NH₃-Assisted Flux Growth of Cube-like BaTaO₂N Submicron Crystals in a Completely Ionized Nonaqueous High-Temperature Solution and Their Water Splitting Activity

As the 600 nm-class photocatalyst, BaTaO₂N is one of the promising candidates of the perovskite-type oxynitride family for photocatalytic water splitting under visible light. The oxynitrides are routinely synthesized by nitriding corresponding oxide precursors under a high-temperature NH₃ atmosphere, causing an increase in the defect density and a decrease in photocatalytic activity. To improve the photocatalytic activity by reducing the defect density and improving the crystallinity, we here demonstrate an NH₃-assisted KCl flux growth approach for the direct synthesis of BaTaO₂N crystals.
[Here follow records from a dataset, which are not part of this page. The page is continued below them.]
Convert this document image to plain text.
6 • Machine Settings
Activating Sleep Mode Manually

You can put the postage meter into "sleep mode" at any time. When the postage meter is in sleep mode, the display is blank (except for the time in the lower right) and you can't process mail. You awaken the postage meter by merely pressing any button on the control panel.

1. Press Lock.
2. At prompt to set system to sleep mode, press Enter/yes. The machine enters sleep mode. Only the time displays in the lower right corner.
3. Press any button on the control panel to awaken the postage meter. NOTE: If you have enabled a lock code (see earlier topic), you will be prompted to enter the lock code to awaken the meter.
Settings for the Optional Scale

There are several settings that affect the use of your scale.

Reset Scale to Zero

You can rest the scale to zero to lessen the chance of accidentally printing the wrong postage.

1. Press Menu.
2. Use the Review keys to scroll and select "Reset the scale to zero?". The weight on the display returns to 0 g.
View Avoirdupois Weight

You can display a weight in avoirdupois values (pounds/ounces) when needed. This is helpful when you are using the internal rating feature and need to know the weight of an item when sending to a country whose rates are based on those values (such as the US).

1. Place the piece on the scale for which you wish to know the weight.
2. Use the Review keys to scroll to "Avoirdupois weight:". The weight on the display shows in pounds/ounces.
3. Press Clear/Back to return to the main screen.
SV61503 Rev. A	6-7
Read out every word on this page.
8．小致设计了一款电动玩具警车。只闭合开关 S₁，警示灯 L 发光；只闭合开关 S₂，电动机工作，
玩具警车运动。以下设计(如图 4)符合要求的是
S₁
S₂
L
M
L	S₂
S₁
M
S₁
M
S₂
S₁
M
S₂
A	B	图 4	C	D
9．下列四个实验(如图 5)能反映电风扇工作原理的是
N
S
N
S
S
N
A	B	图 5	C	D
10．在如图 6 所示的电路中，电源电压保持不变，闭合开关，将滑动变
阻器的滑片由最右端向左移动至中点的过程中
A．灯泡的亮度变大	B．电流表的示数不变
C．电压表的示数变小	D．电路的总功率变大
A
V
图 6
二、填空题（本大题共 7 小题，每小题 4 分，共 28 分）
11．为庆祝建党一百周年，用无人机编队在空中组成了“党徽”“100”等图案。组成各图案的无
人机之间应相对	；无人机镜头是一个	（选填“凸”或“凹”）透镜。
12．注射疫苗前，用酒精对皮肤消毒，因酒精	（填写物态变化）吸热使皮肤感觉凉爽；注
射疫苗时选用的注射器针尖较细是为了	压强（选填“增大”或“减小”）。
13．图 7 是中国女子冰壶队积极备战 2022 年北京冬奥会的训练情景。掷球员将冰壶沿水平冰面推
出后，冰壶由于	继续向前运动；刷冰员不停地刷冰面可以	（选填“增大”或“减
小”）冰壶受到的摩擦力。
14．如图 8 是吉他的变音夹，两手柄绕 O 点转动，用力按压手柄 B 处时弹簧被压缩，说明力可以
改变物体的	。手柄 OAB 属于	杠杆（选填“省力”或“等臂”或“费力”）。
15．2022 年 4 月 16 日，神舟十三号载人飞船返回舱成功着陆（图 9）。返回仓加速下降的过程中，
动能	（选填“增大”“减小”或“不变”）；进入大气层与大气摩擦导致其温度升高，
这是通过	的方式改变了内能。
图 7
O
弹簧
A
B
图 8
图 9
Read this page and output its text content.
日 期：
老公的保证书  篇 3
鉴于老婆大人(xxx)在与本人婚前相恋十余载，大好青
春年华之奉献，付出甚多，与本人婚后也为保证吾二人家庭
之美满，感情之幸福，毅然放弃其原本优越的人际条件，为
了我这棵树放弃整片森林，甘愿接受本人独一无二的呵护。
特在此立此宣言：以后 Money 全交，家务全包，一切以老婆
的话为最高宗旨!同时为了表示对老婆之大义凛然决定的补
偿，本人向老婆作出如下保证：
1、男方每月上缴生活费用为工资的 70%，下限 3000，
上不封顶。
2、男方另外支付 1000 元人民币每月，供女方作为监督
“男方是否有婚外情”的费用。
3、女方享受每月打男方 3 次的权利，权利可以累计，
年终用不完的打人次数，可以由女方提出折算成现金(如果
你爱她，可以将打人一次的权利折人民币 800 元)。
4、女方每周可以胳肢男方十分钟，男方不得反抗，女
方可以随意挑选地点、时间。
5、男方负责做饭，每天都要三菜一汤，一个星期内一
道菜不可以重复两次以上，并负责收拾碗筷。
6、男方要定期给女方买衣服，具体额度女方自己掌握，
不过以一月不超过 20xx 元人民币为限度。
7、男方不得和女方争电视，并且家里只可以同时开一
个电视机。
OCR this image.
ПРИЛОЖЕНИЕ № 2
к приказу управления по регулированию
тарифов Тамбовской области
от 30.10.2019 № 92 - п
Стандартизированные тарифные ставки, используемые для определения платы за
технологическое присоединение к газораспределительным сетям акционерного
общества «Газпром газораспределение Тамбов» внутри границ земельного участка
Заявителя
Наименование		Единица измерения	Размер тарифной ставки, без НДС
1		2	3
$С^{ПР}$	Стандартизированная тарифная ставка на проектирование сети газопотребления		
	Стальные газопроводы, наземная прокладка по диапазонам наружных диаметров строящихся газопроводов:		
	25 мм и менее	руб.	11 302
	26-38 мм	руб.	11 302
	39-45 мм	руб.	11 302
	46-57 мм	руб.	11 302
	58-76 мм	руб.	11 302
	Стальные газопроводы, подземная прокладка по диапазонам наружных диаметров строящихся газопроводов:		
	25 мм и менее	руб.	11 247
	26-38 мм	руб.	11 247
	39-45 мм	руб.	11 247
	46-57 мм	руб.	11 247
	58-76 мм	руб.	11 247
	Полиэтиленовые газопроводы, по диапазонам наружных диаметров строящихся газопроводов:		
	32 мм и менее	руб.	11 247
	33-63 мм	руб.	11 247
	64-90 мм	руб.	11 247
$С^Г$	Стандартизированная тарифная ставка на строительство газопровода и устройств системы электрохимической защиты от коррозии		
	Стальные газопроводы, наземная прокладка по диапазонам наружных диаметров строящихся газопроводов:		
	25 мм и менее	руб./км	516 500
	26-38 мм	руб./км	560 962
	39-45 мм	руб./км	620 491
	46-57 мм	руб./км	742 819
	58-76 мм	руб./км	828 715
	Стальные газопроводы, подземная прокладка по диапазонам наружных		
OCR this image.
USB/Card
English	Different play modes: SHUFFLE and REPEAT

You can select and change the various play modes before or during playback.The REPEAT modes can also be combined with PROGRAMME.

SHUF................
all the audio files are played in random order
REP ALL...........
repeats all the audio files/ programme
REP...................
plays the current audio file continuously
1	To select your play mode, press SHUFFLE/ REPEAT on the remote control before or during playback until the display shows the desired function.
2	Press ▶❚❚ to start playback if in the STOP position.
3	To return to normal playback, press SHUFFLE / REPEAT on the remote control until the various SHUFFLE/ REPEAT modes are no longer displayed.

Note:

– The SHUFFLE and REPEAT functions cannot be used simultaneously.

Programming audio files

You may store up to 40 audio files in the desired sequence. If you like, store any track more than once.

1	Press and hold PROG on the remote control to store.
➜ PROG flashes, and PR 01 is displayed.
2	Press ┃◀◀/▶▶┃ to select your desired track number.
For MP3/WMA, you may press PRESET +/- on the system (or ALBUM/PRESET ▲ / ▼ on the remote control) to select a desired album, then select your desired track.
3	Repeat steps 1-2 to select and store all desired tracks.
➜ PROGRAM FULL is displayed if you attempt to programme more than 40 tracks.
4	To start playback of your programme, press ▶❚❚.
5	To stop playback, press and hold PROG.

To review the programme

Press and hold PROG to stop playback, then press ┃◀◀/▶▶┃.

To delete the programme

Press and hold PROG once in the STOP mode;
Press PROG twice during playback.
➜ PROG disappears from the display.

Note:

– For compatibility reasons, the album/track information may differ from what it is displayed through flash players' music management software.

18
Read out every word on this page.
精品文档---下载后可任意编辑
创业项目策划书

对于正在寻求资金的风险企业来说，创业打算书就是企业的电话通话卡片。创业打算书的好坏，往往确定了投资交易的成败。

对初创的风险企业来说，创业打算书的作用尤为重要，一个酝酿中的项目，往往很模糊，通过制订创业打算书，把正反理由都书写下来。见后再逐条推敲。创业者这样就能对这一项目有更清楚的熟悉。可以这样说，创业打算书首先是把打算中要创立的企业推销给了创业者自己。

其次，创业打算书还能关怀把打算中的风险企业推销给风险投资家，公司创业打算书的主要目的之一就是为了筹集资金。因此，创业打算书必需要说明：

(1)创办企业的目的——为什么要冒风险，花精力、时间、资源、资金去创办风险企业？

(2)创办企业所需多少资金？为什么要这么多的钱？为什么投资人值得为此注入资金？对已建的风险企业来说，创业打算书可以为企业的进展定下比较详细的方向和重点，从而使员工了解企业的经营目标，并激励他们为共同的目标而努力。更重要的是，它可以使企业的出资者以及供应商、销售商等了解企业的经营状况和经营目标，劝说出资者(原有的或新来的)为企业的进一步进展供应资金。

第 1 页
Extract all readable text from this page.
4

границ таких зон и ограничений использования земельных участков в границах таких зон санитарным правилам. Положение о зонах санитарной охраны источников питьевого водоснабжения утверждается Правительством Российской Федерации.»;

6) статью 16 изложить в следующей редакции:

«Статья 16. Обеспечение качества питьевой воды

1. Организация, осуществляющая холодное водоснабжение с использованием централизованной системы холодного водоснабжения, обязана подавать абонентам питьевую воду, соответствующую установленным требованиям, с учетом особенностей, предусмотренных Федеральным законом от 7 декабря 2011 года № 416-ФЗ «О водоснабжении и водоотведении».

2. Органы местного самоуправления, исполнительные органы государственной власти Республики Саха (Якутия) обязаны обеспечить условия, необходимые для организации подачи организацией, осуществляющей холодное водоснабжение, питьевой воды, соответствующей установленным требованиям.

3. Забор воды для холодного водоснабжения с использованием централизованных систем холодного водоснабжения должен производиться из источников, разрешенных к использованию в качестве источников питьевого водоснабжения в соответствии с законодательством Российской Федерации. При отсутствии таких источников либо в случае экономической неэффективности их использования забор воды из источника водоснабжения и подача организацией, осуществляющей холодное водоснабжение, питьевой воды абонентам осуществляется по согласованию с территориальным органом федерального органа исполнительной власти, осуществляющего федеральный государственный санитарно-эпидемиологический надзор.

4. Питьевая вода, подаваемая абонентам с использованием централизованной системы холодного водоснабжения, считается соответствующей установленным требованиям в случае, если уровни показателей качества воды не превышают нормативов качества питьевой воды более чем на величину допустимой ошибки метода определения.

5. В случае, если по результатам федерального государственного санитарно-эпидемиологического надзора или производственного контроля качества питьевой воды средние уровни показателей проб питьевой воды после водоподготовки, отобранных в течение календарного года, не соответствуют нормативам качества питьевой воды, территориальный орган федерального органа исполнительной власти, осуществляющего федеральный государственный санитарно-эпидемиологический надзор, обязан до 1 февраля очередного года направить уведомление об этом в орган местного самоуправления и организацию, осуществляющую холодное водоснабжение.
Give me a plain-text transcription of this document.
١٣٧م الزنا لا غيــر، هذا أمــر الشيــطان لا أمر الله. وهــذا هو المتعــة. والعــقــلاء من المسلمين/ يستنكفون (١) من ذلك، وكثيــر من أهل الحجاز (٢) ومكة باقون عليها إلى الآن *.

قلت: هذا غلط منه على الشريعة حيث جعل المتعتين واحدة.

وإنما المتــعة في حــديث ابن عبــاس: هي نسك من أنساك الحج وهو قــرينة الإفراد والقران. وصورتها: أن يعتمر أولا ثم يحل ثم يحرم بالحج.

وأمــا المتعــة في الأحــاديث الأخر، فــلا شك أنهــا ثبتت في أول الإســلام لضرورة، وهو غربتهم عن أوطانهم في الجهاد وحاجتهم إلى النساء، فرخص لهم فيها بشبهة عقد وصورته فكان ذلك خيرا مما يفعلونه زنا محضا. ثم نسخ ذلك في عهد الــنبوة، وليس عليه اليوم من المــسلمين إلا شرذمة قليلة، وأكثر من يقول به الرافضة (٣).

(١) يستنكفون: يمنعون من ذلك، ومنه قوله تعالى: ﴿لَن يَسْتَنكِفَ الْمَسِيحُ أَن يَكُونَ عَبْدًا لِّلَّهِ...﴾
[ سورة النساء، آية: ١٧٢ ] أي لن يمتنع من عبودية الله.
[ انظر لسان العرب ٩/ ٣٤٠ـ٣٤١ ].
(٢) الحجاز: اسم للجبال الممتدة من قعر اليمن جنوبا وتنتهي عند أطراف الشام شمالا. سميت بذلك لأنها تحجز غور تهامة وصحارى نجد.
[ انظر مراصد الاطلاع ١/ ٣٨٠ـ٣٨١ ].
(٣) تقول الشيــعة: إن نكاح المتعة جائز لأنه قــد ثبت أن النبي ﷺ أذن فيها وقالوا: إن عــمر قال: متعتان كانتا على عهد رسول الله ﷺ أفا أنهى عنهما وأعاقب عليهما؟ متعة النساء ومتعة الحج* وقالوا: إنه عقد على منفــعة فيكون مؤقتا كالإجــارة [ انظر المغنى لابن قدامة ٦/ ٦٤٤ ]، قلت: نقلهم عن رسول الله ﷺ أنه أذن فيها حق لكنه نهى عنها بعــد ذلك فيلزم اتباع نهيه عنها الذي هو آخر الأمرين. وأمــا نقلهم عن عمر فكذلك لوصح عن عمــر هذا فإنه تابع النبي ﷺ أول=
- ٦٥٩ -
The effects of various fluxes, solute concentration, and reaction time and temperature on the phase evolution and morphology transformation of the BaTaO₂N crystals were systematically investigated. By changing the solute concentration from 10 to 50 mol %, it was found that phase-pure BaTaO₂N crystals could only be grown with the solute concentrations of ≥10 mol % using the KCl flux, and the solute concentration of 10 mol % was solely favorable to directly grow cube-like BaTaO₂N crystals with an average size of about 125 nm and exposed {100} and {110} faces at 950 C for 10 h. The time- and temperature-dependent experiments were also performed to postulate the direct growth mechanisms of cube-like BaTaO₂N submicron crystals. The BaTaO₂N crystals modified with Pt and CoO_x nanoparticles showed a reasonable H₂ and O₂ evolution, respectively, due to a lower defect density and higher crystallinity achieved by an NH₃-assisted KCl flux method. (Figure Presented).